Aunque su modo de vida pueda parecer completamente independiente del exterior, Arnau aclara que no persigue una autosuficiencia absoluta. Su objetivo consiste en producir el mayor número posible de alimentos sin dedicar todo el día exclusivamente a esa tarea. De hecho, reconoce que podría vivir únicamente de lo que obtiene de su finca, pero prefiere mantener tiempo disponible para desarrollar otros proyectos y generar ingresos por diferentes vías.

"El objetivo no es ser 100 % autosuficiente, sino el mayor número posible sin que me ocupe todo el día", resume.

Ese equilibrio le permite disfrutar del campo sin convertir cada jornada en una carrera constante por producir todo lo que necesita.

Aprovecha cada recurso y busca depender lo menos posible del exterior

Su filosofía también se refleja en la forma en que gestiona los recursos naturales que tiene a su alcance. Para calentarse utiliza madera procedente de árboles caídos, recoge agua de un manantial cercano y aprovecha prácticamente todo lo que obtiene de los animales.

Con parte de la carne elabora embutidos artesanales, fabrica jabones utilizando aceite reciclado y curte las pieles para darles una segunda vida. Para él, el aprovechamiento integral de los recursos forma parte de una manera de entender el consumo mucho más respetuosa con el entorno.

Lejos de considerar estas tareas como una obligación, asegura que el trabajo físico le proporciona una satisfacción difícil de encontrar en otros estilos de vida.
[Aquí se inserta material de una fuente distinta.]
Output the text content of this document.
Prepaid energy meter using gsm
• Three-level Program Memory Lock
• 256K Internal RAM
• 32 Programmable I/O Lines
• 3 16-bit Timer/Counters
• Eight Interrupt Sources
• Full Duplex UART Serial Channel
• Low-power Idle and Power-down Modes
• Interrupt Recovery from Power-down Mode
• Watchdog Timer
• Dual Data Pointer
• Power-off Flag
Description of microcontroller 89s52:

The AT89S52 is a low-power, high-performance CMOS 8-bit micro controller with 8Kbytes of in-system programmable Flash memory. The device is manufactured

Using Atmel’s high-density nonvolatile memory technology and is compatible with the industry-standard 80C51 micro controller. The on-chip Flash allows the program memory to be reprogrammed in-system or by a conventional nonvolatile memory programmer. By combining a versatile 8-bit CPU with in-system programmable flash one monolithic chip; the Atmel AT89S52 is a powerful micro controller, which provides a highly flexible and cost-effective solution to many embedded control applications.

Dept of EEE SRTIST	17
"No quiero trabajar para otra persona"

Más allá de la alimentación o el contacto con la naturaleza, Arnau también defiende la libertad que, en su opinión, le ofrece este modelo de vida. Explica que no se imagina trabajando con horarios rígidos o dependiendo de las decisiones de otra persona. Prefiere organizar su tiempo y asumir el esfuerzo que implica mantener una explotación autosuficiente antes que regresar a una rutina marcada por relojes y oficinas.

"No me gustaría trabajar para otra persona, tener horarios marcados y que me digan cuándo entrar y salir", afirma.
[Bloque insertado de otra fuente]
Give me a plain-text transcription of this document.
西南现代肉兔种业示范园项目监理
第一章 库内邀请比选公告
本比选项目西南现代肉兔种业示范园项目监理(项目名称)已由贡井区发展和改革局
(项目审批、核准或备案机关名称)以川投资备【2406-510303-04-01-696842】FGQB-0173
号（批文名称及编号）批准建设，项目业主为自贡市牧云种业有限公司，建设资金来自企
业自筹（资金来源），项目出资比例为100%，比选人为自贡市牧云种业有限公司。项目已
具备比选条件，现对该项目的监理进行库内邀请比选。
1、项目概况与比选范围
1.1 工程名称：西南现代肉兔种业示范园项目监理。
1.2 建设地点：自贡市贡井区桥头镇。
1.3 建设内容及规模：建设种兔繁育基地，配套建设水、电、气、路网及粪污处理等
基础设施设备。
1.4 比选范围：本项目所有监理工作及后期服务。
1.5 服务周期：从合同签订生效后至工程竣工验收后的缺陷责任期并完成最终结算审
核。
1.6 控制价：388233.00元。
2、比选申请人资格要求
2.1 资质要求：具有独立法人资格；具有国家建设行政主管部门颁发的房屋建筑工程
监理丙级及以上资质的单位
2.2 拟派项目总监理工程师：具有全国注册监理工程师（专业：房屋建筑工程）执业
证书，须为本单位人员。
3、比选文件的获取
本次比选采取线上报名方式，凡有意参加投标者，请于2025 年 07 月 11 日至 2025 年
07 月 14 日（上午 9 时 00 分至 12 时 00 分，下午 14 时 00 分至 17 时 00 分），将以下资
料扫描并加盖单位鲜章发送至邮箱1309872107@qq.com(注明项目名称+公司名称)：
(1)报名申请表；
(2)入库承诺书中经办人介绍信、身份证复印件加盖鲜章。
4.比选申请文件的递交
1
Su historia se suma a la de otros jóvenes que en los últimos años han decidido abandonar las grandes ciudades para instalarse en el medio rural. Aunque cada proyecto es diferente y la autosuficiencia exige una importante dedicación, casos como el suyo reflejan un interés creciente por formas de vida más sostenibles, conectadas con la naturaleza y alejadas del ritmo acelerado de los entornos urbanos.